Luckily for me, I’ve been to Mandalay Bay a few times and know where to park and walk to get exactly where I need to be.

I arrived to press day about 10 minutes before the start of the news conference I was there to cover. I was in great shape. I wasn’t even that worried to see a long line to get into the event.

But as I neared the ballroom, I noticed a backwash of people reversing course.

Bad news: The room was full. No one else was being allowed into the ballroom. Everybody was turned away and told not to wait because they wouldn’t be allowed in.

No worries, I thought. This is a technology event. The company certainly would stream the presentation online.

Nope. CES had planned a full slate of events that day, and this one was destined to be a wipeout.

I warned other reporters to get to CES events early. My colleague Ron Sylvester, attending the conference for the first time, arrived to a 9 a.m. event the next day at 7:30 a.m., and a line already had formed.

Our experiences illustrate one of the problems with CES — and one of the reasons some tech industry leaders have questioned the value of the city’s largest convention: It has gotten too big.
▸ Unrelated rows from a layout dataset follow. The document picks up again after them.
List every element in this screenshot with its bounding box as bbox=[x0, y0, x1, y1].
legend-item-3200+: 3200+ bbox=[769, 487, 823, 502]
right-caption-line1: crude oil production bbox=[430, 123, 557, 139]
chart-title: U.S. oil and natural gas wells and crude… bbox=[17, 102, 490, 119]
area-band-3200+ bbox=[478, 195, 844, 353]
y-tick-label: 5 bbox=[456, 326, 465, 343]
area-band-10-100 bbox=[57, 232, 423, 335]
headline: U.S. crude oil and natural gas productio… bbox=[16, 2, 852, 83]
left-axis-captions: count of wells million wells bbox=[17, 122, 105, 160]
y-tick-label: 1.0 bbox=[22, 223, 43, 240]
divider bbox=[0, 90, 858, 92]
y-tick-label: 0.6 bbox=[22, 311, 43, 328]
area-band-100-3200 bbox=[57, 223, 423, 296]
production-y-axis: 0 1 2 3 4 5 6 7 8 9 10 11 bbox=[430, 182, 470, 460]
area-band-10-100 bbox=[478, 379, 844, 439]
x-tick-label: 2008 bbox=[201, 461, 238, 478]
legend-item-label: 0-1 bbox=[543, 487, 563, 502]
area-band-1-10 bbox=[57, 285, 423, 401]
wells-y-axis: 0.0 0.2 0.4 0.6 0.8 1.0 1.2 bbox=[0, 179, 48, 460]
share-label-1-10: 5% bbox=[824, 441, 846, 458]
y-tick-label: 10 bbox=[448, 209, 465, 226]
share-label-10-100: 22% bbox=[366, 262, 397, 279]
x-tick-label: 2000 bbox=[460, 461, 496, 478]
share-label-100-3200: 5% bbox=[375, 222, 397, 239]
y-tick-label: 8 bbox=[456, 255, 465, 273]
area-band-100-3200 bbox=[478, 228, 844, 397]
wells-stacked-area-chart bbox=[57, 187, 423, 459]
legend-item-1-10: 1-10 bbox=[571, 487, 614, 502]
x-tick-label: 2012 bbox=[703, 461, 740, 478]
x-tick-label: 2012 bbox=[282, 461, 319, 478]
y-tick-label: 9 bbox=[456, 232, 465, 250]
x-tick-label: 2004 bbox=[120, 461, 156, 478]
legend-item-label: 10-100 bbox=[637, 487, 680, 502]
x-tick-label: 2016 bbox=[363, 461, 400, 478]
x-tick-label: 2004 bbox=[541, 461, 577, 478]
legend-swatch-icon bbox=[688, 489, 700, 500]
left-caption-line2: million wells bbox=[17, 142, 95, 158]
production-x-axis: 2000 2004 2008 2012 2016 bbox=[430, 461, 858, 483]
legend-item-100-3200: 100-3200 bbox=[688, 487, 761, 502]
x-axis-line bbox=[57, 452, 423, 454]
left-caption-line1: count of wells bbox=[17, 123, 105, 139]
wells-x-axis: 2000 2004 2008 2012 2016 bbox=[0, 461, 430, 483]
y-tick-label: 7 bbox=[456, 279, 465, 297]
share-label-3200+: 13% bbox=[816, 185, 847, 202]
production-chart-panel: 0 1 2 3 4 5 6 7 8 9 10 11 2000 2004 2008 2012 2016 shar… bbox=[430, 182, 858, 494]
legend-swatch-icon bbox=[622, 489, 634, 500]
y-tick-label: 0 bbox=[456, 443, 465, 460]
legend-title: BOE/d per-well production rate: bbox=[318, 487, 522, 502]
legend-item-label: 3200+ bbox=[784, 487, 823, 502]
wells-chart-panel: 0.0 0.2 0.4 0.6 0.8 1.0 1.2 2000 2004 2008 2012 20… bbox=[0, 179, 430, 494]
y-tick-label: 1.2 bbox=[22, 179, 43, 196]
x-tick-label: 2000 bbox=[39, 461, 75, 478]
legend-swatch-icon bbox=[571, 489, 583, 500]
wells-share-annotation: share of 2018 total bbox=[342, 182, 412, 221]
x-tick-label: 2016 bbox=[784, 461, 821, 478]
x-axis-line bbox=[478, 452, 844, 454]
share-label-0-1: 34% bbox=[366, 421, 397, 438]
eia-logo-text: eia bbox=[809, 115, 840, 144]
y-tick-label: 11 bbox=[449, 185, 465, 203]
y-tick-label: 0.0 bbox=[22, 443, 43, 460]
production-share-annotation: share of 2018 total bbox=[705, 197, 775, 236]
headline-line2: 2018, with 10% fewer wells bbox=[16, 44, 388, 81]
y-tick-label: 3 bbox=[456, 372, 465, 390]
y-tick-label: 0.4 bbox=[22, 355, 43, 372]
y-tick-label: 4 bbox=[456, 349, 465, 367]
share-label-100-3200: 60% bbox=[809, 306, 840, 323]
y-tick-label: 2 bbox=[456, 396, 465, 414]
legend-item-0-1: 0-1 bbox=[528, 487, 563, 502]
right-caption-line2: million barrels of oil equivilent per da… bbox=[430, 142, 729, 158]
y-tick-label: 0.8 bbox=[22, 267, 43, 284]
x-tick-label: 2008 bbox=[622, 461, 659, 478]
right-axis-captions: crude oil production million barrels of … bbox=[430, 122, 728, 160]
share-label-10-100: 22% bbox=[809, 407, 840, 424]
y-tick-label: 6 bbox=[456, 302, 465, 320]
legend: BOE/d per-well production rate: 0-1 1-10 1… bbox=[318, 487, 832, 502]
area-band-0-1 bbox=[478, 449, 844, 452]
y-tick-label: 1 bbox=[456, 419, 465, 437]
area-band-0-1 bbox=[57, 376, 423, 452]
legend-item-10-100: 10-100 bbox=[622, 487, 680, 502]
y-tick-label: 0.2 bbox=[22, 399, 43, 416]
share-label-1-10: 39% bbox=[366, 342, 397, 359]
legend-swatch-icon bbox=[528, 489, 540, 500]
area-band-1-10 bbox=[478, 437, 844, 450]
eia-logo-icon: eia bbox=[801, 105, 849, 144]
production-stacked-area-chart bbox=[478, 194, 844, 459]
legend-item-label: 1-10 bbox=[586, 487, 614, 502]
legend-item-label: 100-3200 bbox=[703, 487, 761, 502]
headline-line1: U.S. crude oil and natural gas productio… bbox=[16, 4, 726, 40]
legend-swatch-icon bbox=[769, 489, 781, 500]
The show drew between 150,000 and 160,000 people. It’s easy for big tech companies to rent rooms and pay the sponsorship dollars that allow them to make keynote addresses. But for most of the 3,000 companies exhibiting, it’s a competition for eyeballs.

More than 5,000 reporters registered for this year’s show. Weeks before CES, my email inbox was flooded with messages requesting personal meetings with vendors for product demonstrations. I didn’t open most of them. With so many reporters on the scene, I knew there would be few scoops and little personal attention.

What started as a murmur last year got shouted this year: Isn’t there a better way to introduce products?

Microsoft reduced its presence at CES and decided not to present the pre-show keynote. Qualcomm filled the void but left some critics doubting whether the company could fill Microsoft’s shoes. Everybody wants to hear Bill Gates. But Paul Jacobs? Not so much.

Most industry officials also aren’t enamored with the dates of the show. They prefer to do big product rollouts in advance of the winter holidays, not right after them.

So, will CES survive? Can the Consumer Electronics Association figure out a way to keep the show compelling? Will this big economic driver for Las Vegas go the way of Comdex in the 1990s?

Many Las Vegans are counting on CES working through its growing pains.

If it does, I promise to get to press conferences a little earlier.